The orbital period of a satellite can be calculated using Kepler's third law of planetary motion, which states that the square of the orbital period is proportional to the cube of the semi-major axis. The semi-major axis is the average distance of the satellite from the center of the Earth.
First, let's calculate the orbital period of the satellite in the initial scenario, where it is 820 miles above the Earth's surface at a velocity of 22,000 mph.
1. Convert the altitude from miles to the radius of the Earth plus the altitude:
Altitude = 820 miles
Radius of the Earth = 36,000 miles
Semi-major axis = Radius of the Earth + Altitude
Semi-major axis = 36,000 + 820 = 36,820 miles
2. Use the formula for the orbital period:
T₁² ∝ a₁³
T₁² = k · a₁³
Where T₁ is the orbital period and a₁ is the semi-major axis.

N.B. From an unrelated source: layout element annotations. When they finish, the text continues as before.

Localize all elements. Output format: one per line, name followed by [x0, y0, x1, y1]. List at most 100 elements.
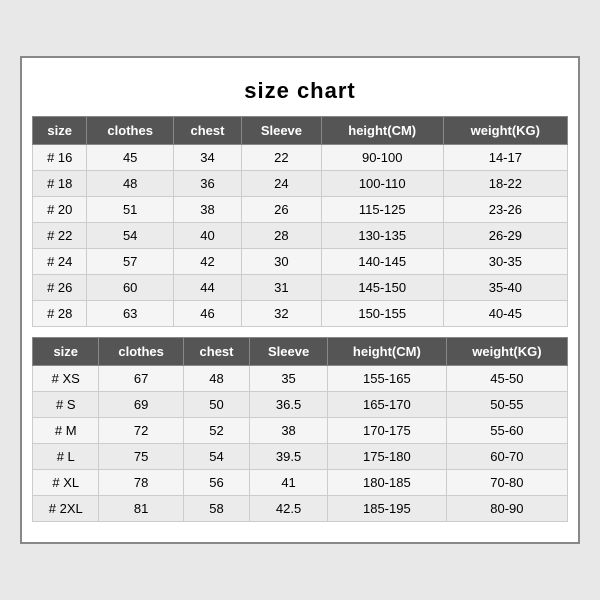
table-cell: 54: [183, 444, 249, 470]
table-cell: 45-50: [446, 366, 567, 392]
table2-body: # XS674835155-16545-50# S695036.5165-170…: [33, 366, 568, 522]
table-row: # XL785641180-18570-80: [33, 470, 568, 496]
table-cell: 140-145: [321, 249, 443, 275]
table-cell: 78: [99, 470, 183, 496]
table-row: # 26604431145-15035-40: [33, 275, 568, 301]
table1-header-row: sizeclotheschestSleeveheight(CM)weight(K…: [33, 117, 568, 145]
table-cell: 26-29: [443, 223, 567, 249]
table-row: # 18483624100-11018-22: [33, 171, 568, 197]
table-cell: 54: [87, 223, 173, 249]
table-cell: # 24: [33, 249, 87, 275]
table-row: # L755439.5175-18060-70: [33, 444, 568, 470]
table2-header-row: sizeclotheschestSleeveheight(CM)weight(K…: [33, 338, 568, 366]
table-cell: 51: [87, 197, 173, 223]
table-cell: 52: [183, 418, 249, 444]
table-cell: # 16: [33, 145, 87, 171]
table-cell: 28: [242, 223, 322, 249]
table1-header: sizeclotheschestSleeveheight(CM)weight(K…: [33, 117, 568, 145]
table-cell: 30: [242, 249, 322, 275]
table-cell: 42.5: [250, 496, 328, 522]
table-cell: 63: [87, 301, 173, 327]
table-cell: # XS: [33, 366, 99, 392]
size-table-1: sizeclotheschestSleeveheight(CM)weight(K…: [32, 116, 568, 327]
table-row: # 1645342290-10014-17: [33, 145, 568, 171]
table-cell: # L: [33, 444, 99, 470]
table1-col-header: clothes: [87, 117, 173, 145]
table-cell: 48: [87, 171, 173, 197]
table-cell: 80-90: [446, 496, 567, 522]
table2-col-header: chest: [183, 338, 249, 366]
table-row: # 28634632150-15540-45: [33, 301, 568, 327]
table-row: # S695036.5165-17050-55: [33, 392, 568, 418]
table-cell: 34: [173, 145, 241, 171]
size-chart-container: size chart sizeclotheschestSleeveheight(…: [20, 56, 580, 544]
table1-col-header: chest: [173, 117, 241, 145]
table-cell: 41: [250, 470, 328, 496]
table1-col-header: Sleeve: [242, 117, 322, 145]
table-cell: 60: [87, 275, 173, 301]
table-cell: # XL: [33, 470, 99, 496]
table-cell: 72: [99, 418, 183, 444]
table-cell: 36.5: [250, 392, 328, 418]
table-cell: # S: [33, 392, 99, 418]
table2-col-header: height(CM): [327, 338, 446, 366]
table-cell: 40-45: [443, 301, 567, 327]
table-row: # M725238170-17555-60: [33, 418, 568, 444]
table-cell: 145-150: [321, 275, 443, 301]
table-cell: # M: [33, 418, 99, 444]
table-cell: 56: [183, 470, 249, 496]
table2-col-header: weight(KG): [446, 338, 567, 366]
table-row: # XS674835155-16545-50: [33, 366, 568, 392]
table-cell: 55-60: [446, 418, 567, 444]
table-cell: 38: [250, 418, 328, 444]
table-cell: 130-135: [321, 223, 443, 249]
table-cell: 115-125: [321, 197, 443, 223]
table-cell: 46: [173, 301, 241, 327]
table-cell: 24: [242, 171, 322, 197]
table-cell: 165-170: [327, 392, 446, 418]
table-cell: 44: [173, 275, 241, 301]
table-cell: 18-22: [443, 171, 567, 197]
table-cell: 40: [173, 223, 241, 249]
table-cell: 31: [242, 275, 322, 301]
table1-col-header: weight(KG): [443, 117, 567, 145]
table-cell: 100-110: [321, 171, 443, 197]
table-cell: 170-175: [327, 418, 446, 444]
table-cell: 175-180: [327, 444, 446, 470]
table-cell: 45: [87, 145, 173, 171]
table1-col-header: size: [33, 117, 87, 145]
table-cell: 30-35: [443, 249, 567, 275]
table-cell: 75: [99, 444, 183, 470]
table-cell: 22: [242, 145, 322, 171]
table2-col-header: size: [33, 338, 99, 366]
table-cell: 26: [242, 197, 322, 223]
table-cell: # 20: [33, 197, 87, 223]
table-cell: # 22: [33, 223, 87, 249]
table-row: # 22544028130-13526-29: [33, 223, 568, 249]
table-cell: 155-165: [327, 366, 446, 392]
table-cell: 69: [99, 392, 183, 418]
table-row: # 24574230140-14530-35: [33, 249, 568, 275]
table-cell: 57: [87, 249, 173, 275]
table-cell: 36: [173, 171, 241, 197]
table-cell: 60-70: [446, 444, 567, 470]
table-cell: 39.5: [250, 444, 328, 470]
table-cell: 67: [99, 366, 183, 392]
table-cell: # 26: [33, 275, 87, 301]
table-cell: # 28: [33, 301, 87, 327]
chart-title: size chart: [32, 68, 568, 116]
table-cell: 48: [183, 366, 249, 392]
table-cell: 180-185: [327, 470, 446, 496]
table-cell: 14-17: [443, 145, 567, 171]
table2-header: sizeclotheschestSleeveheight(CM)weight(K…: [33, 338, 568, 366]
table2-col-header: clothes: [99, 338, 183, 366]
table-cell: 32: [242, 301, 322, 327]
table1-body: # 1645342290-10014-17# 18483624100-11018…: [33, 145, 568, 327]
table-cell: 35: [250, 366, 328, 392]
table2-col-header: Sleeve: [250, 338, 328, 366]
table-cell: 90-100: [321, 145, 443, 171]
table-cell: 70-80: [446, 470, 567, 496]
table-cell: 185-195: [327, 496, 446, 522]
table-cell: 23-26: [443, 197, 567, 223]
table-cell: 42: [173, 249, 241, 275]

k is a constant, meaning T₁²/a₁³ = k, or T₁² = k · a₁³
3. Calculate the value of k:
T₁² = k · a₁³
11² = k · (36,820)³
k = (11²) / (36,820)³
4. Use the value of k to find the orbital period at the new altitude and velocity.
T₂² = k · a₂³
Where T₂ is the orbital period at the different altitude, a₂ is the semi-major axis at the new altitude.
We know that a₂ = Radius of the Earth + Altitude₂
Altitude₂ = 1400 miles
Semi-major axis₂ = Radius of the Earth + Altitude₂
Semi-major axis₂ = 36,000 + 1400 = 37,400 miles
Plug in the values:
T₂² = k · (37,400)³
Solve for T₂ by taking the square root of both sides:
T₂ = √(k · (37,400)³)
5. Calculate T₂ to find out the time it takes for the satellite to complete an orbit at the new altitude and velocity.
Input the values of k and calculate:
T₂ = √(k · (37,400)³)
T₂ ≈ √((11²) / (36,820)³ · (37,400)³)
T₂ ≈ √((11²) · (37,400)³) / (36,820)³)
T₂ ≈ √(1.63 × 10¹⁸) / (1.11 × 10¹⁹)
T₂ ≈ 3.618210627 hours
Therefore, it would take approximately 3.618 hours for the satellite to complete an orbit at an altitude of 1400 miles and a velocity of 36,000 mph.